Шрифт:
Интервал:
Закладка:
«Подыхай на здоровье» раскинулся на Лагуна-Хиллз, от Эль-Торо до Мишн Вьехо: россмурский центр «Отдыхай на здоровье» – целый город, в прошлом доступный только самым богатым из стариков. Теперь тут есть и свои роскошные кварталы, и свои трущобы, и свои психушки – точно так же, как и в любом другом «городе» ОкО, и перенаселен этот «Подыхай» будьте нате, ведь сейчас гораздо больше стариков, чем когда-либо в прошлом, огромный процент населения перевалил за семьдесят лет, то ли два, то ли три процента – даже за сто, а ведь надо же им всем куда-то деться, верно? Вот и набилось здесь добрых полмиллиона человек.

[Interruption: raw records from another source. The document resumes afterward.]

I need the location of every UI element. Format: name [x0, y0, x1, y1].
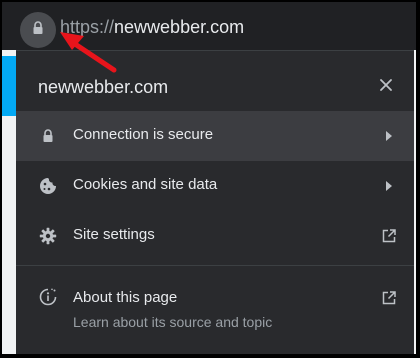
row-label: Cookies and site data — [73, 176, 218, 193]
gear-icon — [38, 226, 58, 246]
cookies-site-data-row[interactable]: Cookies and site data — [16, 161, 414, 211]
chevron-right-icon — [380, 177, 398, 195]
chevron-right-icon — [380, 127, 398, 145]
lock-icon — [38, 126, 58, 146]
external-link-icon — [380, 227, 398, 245]
site-settings-row[interactable]: Site settings — [16, 211, 414, 261]
red-arrow-annotation — [60, 32, 117, 73]
about-subtitle: Learn about its source and topic — [73, 314, 273, 330]
row-label: Site settings — [73, 226, 155, 243]
row-label: Connection is secure — [73, 126, 214, 143]
external-link-icon — [380, 289, 398, 307]
about-page-icon — [38, 287, 58, 307]
cookie-icon — [38, 176, 58, 196]
about-label: About this page — [73, 289, 178, 306]
about-this-page-row[interactable]: About this page Learn about its source a… — [16, 273, 414, 339]
browser-window: https://newwebber.com newwebber.com Conn… — [2, 2, 416, 354]
popup-divider — [16, 265, 414, 266]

Джим находит место для парковки, вылезает из машины. Да-а, местечко. Вот уж где депрессия так депрессия. Джим страстно ненавидит этот отдыхательно-подыхательный поселок. И дядя Том тоже его ненавидит, Джим не сомневается. Но с эмфиземой легких, да еще когда единственный твой доход – федеральная пенсия по старости, особенно не повыбираешь. Здешние квартиры содержатся на государственную дотацию, они до смешного дешевые и предоставляются исключительно старикам. Если так посмотреть, дом, в котором живет дядя Том, похож на любой другой – разве что все в нем какое-то тесное, унылое, одним словом – занюханное. Тут уж никакого тебе показного форса, никаких тебе липовых средиземноморских фасадов, скрывающих многоквартирную тоску. Это – дом для престарелых.
Более того, психическое отделение дома для престарелых. Вообще-то по большей части дядя Том сохраняет достаточно здравый рассудок – лежит себе спокойно в кровати, старается дышать ровно. Но время от времени он срывается и лезет в драку – с санитарами, с кем угодно; тогда за ним нужно наблюдать.

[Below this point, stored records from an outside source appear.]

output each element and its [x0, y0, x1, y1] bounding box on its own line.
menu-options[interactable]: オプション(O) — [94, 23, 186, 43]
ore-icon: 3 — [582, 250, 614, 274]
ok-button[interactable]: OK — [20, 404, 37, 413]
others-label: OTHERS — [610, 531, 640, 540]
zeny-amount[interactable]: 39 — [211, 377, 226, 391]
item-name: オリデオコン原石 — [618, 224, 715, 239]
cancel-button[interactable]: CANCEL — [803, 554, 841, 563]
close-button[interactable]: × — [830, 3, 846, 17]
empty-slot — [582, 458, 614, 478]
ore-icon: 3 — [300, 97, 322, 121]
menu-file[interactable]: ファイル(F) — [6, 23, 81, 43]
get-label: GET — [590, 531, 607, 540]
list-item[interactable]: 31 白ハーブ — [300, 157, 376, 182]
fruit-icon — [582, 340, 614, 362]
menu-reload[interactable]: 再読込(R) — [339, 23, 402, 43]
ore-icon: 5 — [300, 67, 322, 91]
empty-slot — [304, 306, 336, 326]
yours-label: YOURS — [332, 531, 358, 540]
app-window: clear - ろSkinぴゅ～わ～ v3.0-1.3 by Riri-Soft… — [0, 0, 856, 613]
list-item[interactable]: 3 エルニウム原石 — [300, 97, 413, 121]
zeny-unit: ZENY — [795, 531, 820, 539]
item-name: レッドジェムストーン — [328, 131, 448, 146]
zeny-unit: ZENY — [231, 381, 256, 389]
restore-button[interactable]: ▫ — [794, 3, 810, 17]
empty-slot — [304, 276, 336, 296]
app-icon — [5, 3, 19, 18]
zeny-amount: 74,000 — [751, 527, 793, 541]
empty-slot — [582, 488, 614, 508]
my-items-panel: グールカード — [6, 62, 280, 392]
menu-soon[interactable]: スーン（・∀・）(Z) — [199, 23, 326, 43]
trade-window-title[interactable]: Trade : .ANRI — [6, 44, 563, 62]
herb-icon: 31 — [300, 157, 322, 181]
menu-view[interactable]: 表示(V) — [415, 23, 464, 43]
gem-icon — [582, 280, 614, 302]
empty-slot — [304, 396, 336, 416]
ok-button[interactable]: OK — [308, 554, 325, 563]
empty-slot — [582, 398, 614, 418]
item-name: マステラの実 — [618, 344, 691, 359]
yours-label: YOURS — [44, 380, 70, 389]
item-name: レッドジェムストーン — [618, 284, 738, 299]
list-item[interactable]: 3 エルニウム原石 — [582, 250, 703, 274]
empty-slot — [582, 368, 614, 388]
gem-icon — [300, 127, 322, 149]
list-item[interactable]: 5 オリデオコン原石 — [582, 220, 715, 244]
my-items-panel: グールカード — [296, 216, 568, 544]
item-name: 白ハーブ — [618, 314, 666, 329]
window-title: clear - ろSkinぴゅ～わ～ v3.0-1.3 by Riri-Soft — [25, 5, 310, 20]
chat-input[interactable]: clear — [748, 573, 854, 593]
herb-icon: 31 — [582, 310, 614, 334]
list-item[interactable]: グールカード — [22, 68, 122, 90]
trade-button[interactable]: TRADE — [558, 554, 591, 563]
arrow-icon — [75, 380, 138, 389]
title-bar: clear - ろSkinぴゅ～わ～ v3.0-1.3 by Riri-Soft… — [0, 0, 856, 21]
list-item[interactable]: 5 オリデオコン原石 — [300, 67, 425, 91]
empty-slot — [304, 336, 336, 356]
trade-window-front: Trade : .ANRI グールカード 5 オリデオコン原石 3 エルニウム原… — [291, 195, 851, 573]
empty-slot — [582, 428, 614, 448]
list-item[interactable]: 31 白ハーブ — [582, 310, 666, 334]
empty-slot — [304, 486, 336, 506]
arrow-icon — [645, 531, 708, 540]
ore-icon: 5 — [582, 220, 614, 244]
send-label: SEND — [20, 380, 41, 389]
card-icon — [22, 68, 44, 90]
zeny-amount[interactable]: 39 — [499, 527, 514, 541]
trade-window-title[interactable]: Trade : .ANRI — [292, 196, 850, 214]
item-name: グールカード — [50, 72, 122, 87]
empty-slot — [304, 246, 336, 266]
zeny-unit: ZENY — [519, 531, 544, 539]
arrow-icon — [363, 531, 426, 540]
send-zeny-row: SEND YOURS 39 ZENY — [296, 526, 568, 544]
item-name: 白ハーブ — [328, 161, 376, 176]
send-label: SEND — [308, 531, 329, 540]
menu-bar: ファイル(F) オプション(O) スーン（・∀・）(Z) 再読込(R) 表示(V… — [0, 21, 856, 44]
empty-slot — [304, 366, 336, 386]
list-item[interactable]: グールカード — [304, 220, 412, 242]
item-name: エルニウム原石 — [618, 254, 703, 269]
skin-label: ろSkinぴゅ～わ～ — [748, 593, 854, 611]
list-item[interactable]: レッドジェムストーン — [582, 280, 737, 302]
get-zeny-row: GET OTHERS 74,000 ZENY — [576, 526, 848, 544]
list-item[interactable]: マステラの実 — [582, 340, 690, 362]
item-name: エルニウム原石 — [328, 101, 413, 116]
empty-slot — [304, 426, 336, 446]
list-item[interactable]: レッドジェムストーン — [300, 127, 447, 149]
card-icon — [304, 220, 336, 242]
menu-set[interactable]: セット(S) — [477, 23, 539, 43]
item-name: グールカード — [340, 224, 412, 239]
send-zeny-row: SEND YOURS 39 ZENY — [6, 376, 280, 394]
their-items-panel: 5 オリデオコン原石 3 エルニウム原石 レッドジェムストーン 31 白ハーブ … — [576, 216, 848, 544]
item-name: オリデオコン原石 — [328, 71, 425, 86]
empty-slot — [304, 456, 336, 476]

Это происходит уже давно, во всяком случае, не меньше десяти лет. Дяде Тому за сто.
Думать о дяде Томе, о его жизни – нестерпимо, и, когда подобные мысли все же приходят Джиму в голову, он сразу их выбрасывает. Но во время нечастых посещений заведения для престарелых такого не сделаешь – тут уж все прямо перед глазами.
По пандусу – здесь сплошные пандусы, это для инвалидных колясок – наверх, к столу дежурной.
– Время для посещений заканчивается через сорок пять минут.
Ну почему, спрашивается, у нее такая недовольная, постоянно кислая морда и сучий голос?
Не беспокойся.
Полутемный коридор пахнет аптекой. Кресла-каталки стукаются в стены, словно аттракционные автомобили на ярмарке; в креслах старые развалины, по большей части накачанные какими-то наркотическими препаратами, – по подбородкам струится слюна, глаза пустые, остекленевшие. Совсем молоденькая нянечка толкает кресло и часто-часто моргает, явно готовая заплакать. Вот-вот, в детском саду – нянечки, здесь – опять нянечки («Выиграл я или я проиграл?»)
Крохотная комната дяди Тома едва вмещает кровать, зато окно выходит на юг. Джим постучал и открыл дверь. Ну да, дядя Том, как всегда, смотрит в любимое свое окно – лежит, словно в трансе, и смотрит на клочок голубого неба.
Мятая фланелевая пижама в клеточку.
На подбородке трехдневная седая щетина.
Так это здесь ты живешь?
Прозрачная пластиковая трубка от ноздрей к стоящему под кроватью баллону. Кислород.
Лысая, веснушками усыпанная репа. Десять тысяч морщин. Голова черепахи.
Она медленно поворачивается, на Джима устремляются тусклые карие глаза, глаза быстро моргают, постепенно фокусируются; глядящий сквозь эти подслеповатые окошки разум неохотно возвращается в комнату – из неизвестно уж каких там своих далей. Том сглатывает слюну, как и всегда, он чувствует себя неловко.
– Привет, дядя Том.
Дядя Том смеется – словно кто-то комкает кусок бумаги.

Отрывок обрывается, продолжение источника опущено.